Bitcoin has kicked off May with a powerful statement. After a sharp move in late April, the world’s largest cryptocurrency is now hovering near $97,000, reigniting hopes of a potential breakout toward the elusive $100K milestone.
But behind the excitement, the market remains split. Is this the beginning of a long-term uptrend, or simply another short-lived breakout in a volatile range?
Let’s break down the price structure, inflows, and sentiment to understand what’s really happening.
BTC Price Snapshot – May 1, 2025
At the time of writing, Bitcoin is trading at $96,613, up 0.08% on the day. The intraday high hit $97,306, making it the highest level seen since March. This marks a nearly 18% gain over the past 30 days, with April closing on a strong bullish note.
Source: Tradingview
BTC has decisively broken out of the consolidation range between $84K–$92K, reclaiming key moving averages:
- Above 50-day and 100-day MAs
- Next resistance: $99,200
- Breakout confirmation target: $105,000
Trading volume has risen steadily, with a 15% increase in the last 24 hours — a sign that momentum is building rather than fading.
What’s Fueling Bitcoin’s Climb?
1. Institutional Inflows Hit 2025 High
ETF data shows $422.5 million in net inflows on May 1 alone. BlackRock’s IBIT led the surge with $351.4 million, followed by Fidelity and Ark 21Shares ETFs.
Source: Dune Analytics
These inflows are not just large — they’re consistent. Over the past 10 days, institutional buying via ETFs has provided a strong and regulated liquidity base, stabilizing price action above $95K.
2. Wall Street Is Stepping In
Morgan Stanley and Charles Schwab are reportedly preparing to launch crypto trading services for their users. This development marks a massive step forward for Bitcoin’s retail adoption across traditional platforms — bridging the gap between legacy finance and crypto.
3. Macro Sentiment Is Improving
Markets are gaining confidence in a possible U.S.–China trade agreement, which is reducing risk aversion and bringing capital back into high-volatility assets like Bitcoin.
On-Chain Signals – What the Data Says
- Exchange Outflows Rising
Large amounts of BTC are leaving centralized exchanges like Coinbase, suggesting investors are moving funds to cold storage. Historically, this is seen as a sign of accumulation, not short-term speculation.
Source: CryptoQuant
- Active Addresses Increase
Network data also shows a rise in daily active addresses, signaling growing organic activity and real usage — often a leading indicator of sustainable rallies.
What Could Go Wrong?
Despite the momentum, there are still key risk zones:
- $100K resistance: This level is not only psychological, but historically heavy with sell orders. BTC must break it cleanly to confirm the next leg.
- ETF dependency: If inflows stall, momentum could fade quickly.
- Regulatory uncertainty: Unexpected announcements from the SEC or global regulators could reverse sentiment in an instant.
Final Thoughts – Is the Bull Market Here?
Bitcoin’s approach to $100,000 is driven by strong fundamentals: institutional inflows, renewed retail access, and improving macro conditions.

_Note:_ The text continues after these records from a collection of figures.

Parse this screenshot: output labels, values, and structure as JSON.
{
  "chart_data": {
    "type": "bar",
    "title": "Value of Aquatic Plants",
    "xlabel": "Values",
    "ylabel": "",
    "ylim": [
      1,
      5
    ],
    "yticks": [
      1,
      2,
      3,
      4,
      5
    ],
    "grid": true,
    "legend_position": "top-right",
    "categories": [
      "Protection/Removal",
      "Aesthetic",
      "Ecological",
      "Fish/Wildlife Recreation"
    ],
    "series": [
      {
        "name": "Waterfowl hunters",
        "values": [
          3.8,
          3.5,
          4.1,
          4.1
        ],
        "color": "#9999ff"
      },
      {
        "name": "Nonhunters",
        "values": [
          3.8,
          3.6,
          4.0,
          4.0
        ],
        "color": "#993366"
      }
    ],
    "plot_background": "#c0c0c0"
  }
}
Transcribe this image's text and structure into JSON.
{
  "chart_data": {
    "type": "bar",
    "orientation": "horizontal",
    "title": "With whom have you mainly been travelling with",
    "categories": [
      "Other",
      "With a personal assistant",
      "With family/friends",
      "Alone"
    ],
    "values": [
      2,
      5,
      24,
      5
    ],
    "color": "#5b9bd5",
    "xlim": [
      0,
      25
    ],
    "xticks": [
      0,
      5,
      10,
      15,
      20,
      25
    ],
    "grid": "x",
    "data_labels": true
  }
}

On-chain metrics support the idea that accumulation is genuine, not speculative.
However, price still needs to prove itself above resistance. Until BTC breaks and holds above $100K, caution is still warranted.
But make no mistake — this rally feels different. And if confirmation arrives in the coming days, Bitcoin could be entering the next chapter of its bull cycle.